Central nervous system effects

Decreased cerebral blood flow and ICP have been reported in hyperoxic conditions, with mixed results regarding impact on cognition.[43][44][45][46] Hyperoxia as also been associated with seizures, cataract formation, and reversible myopia.[47]


Among CO2 retainers, excess exposure to oxygen in context of the Haldane effect causes decreased binding of deoxyhemoglobin to CO2 in the blood.[48] This unloading of CO2 may contribute to the development of acid-base disorders due to the associated increase in PaCO2 (hypercapnea). Patients with underlying lung disease such as COPD may not be able to adequately clear the additional CO2 produced by this effect, worsening their condition.[49] In addition, oxygen therapy has also been shown to decrease respiratory drive, further contributing to possible hypercapnea.[37]

Immunological effects

Hyperoxic environments have been observed to decrease granulocyte rolling and diapedesis in specific circumstances in humans.[50] In regard to anaerobic infections, cases of necrotizing fasciitis have been observed to require fewer debridement operations and have improvement in regard to mortality in patients treated with hyperbaric oxygen therapy.[51] This may stem from oxygen intolerance of otherwise anaerobic microorganisms.

Oxidative Stress

Sustained exposure to oxygen may overwhelm the body's capacity to deal with oxidative stress.[52]  Rates of oxidative stress appears to be influenced by both oxygen concentration and length of exposure, with general toxicity observed to occur within hours in certain hyperoxic conditions.[53]

Reduction in erythropoiesis

Hyperoxia is observed to result in a serum reduction in erythropoietin, resulting in reduced stimulus for erythropoiesis.[54] Hyperoxia at normobaric environments does not appear to be able to halt erythropoiesis completely.[54]

Pulmonary vasodilation

Within the lungs, hypoxia is observed to be a potent pulmonary vasoconstrictor, due to inhibition of an outward potassium current and activation of inward sodium current leading to pulmonary vascular muscular contraction.[55] However, the effects of hyperoxia do not seem to have a particularly strong vasodilatory effect from the few studies that have been performed on patients with pulmonary hypertension.[56][57] As a result, an effect appears to be present but minor.[56][57]

Systemic vasoconstriction

In the systemic vasculature, oxygen serves as a vasoconstrictor, leading to mildly increased blood pressure and decreased cardiac output and heart rate.

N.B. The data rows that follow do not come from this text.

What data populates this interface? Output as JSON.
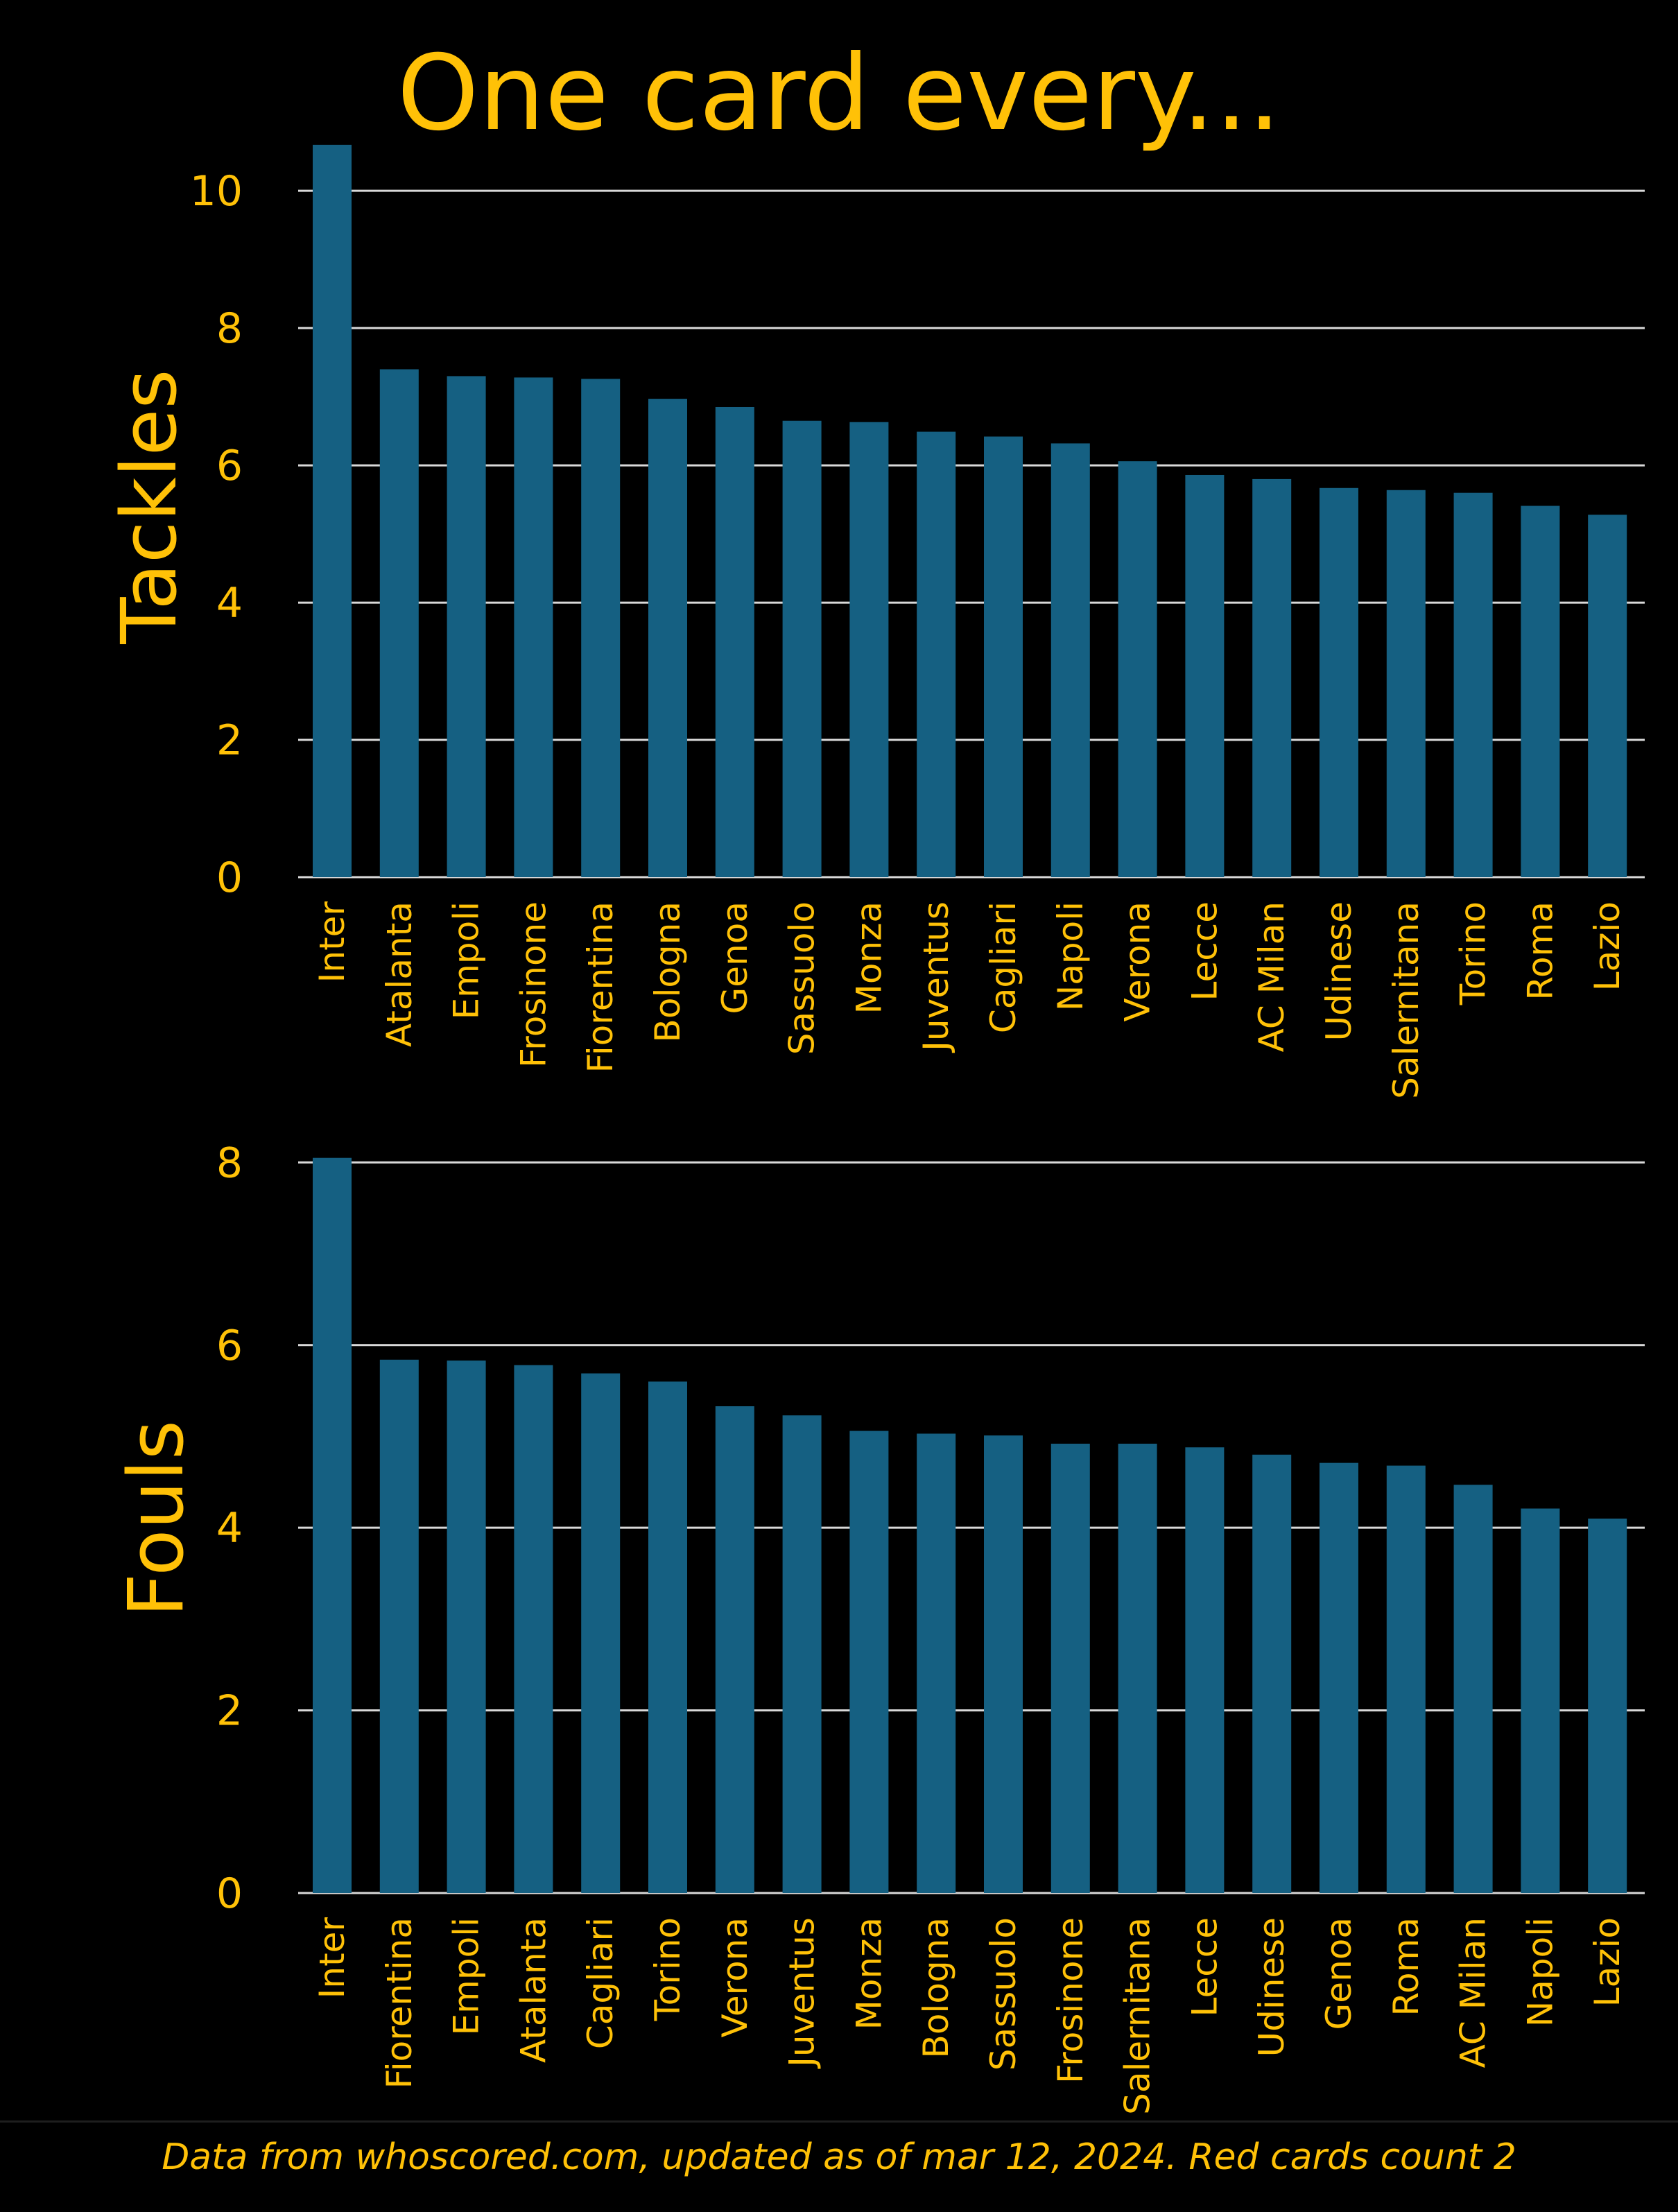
{
  "title": "One card every...",
  "footer": "Data from whoscored.com, updated as of mar 12, 2024. Red cards count 2",
  "colors": {
    "background": "#000000",
    "text": "#FFC107",
    "bar": "#156082",
    "grid": "#D9D9D9"
  },
  "chart_data": [
    {
      "type": "bar",
      "ylabel": "Tackles",
      "ylim": [
        0,
        10.8
      ],
      "yticks": [
        0,
        2,
        4,
        6,
        8,
        10
      ],
      "grid": true,
      "categories": [
        "Inter",
        "Atalanta",
        "Empoli",
        "Frosinone",
        "Fiorentina",
        "Bologna",
        "Genoa",
        "Sassuolo",
        "Monza",
        "Juventus",
        "Cagliari",
        "Napoli",
        "Verona",
        "Lecce",
        "AC Milan",
        "Udinese",
        "Salernitana",
        "Torino",
        "Roma",
        "Lazio"
      ],
      "values": [
        10.67,
        7.4,
        7.3,
        7.28,
        7.26,
        6.97,
        6.85,
        6.65,
        6.63,
        6.49,
        6.42,
        6.32,
        6.06,
        5.86,
        5.8,
        5.67,
        5.64,
        5.6,
        5.41,
        5.28
      ]
    },
    {
      "type": "bar",
      "ylabel": "Fouls",
      "ylim": [
        0,
        8.2
      ],
      "yticks": [
        0,
        2,
        4,
        6,
        8
      ],
      "grid": true,
      "categories": [
        "Inter",
        "Fiorentina",
        "Empoli",
        "Atalanta",
        "Cagliari",
        "Torino",
        "Verona",
        "Juventus",
        "Monza",
        "Bologna",
        "Sassuolo",
        "Frosinone",
        "Salernitana",
        "Lecce",
        "Udinese",
        "Genoa",
        "Roma",
        "AC Milan",
        "Napoli",
        "Lazio"
      ],
      "values": [
        8.05,
        5.84,
        5.83,
        5.78,
        5.69,
        5.6,
        5.33,
        5.23,
        5.06,
        5.03,
        5.01,
        4.92,
        4.92,
        4.88,
        4.8,
        4.71,
        4.68,
        4.47,
        4.21,
        4.1
      ]
    }
  ]
}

Hyperbaric conditions do not seem to have a significant impact on these overall physiologic effects.[58][46] Clinically, this may lead to increased left-to-right shunting in certain patient populations, such as those with atrial septal defect. While the mechanism of the vasoconstriction is unknown, one proposed theory is that increased reactive oxygen species from oxygen therapy accelerates the degradation of endothelial nitric oxide, a vasodilator.[59][46] These vasoconstrictive effects are thought to be the underlying mechanism helping to abort cluster headaches.[60]

Dissolved O2 in hyperoxic conditions may make also a significant contribution to total gas transport.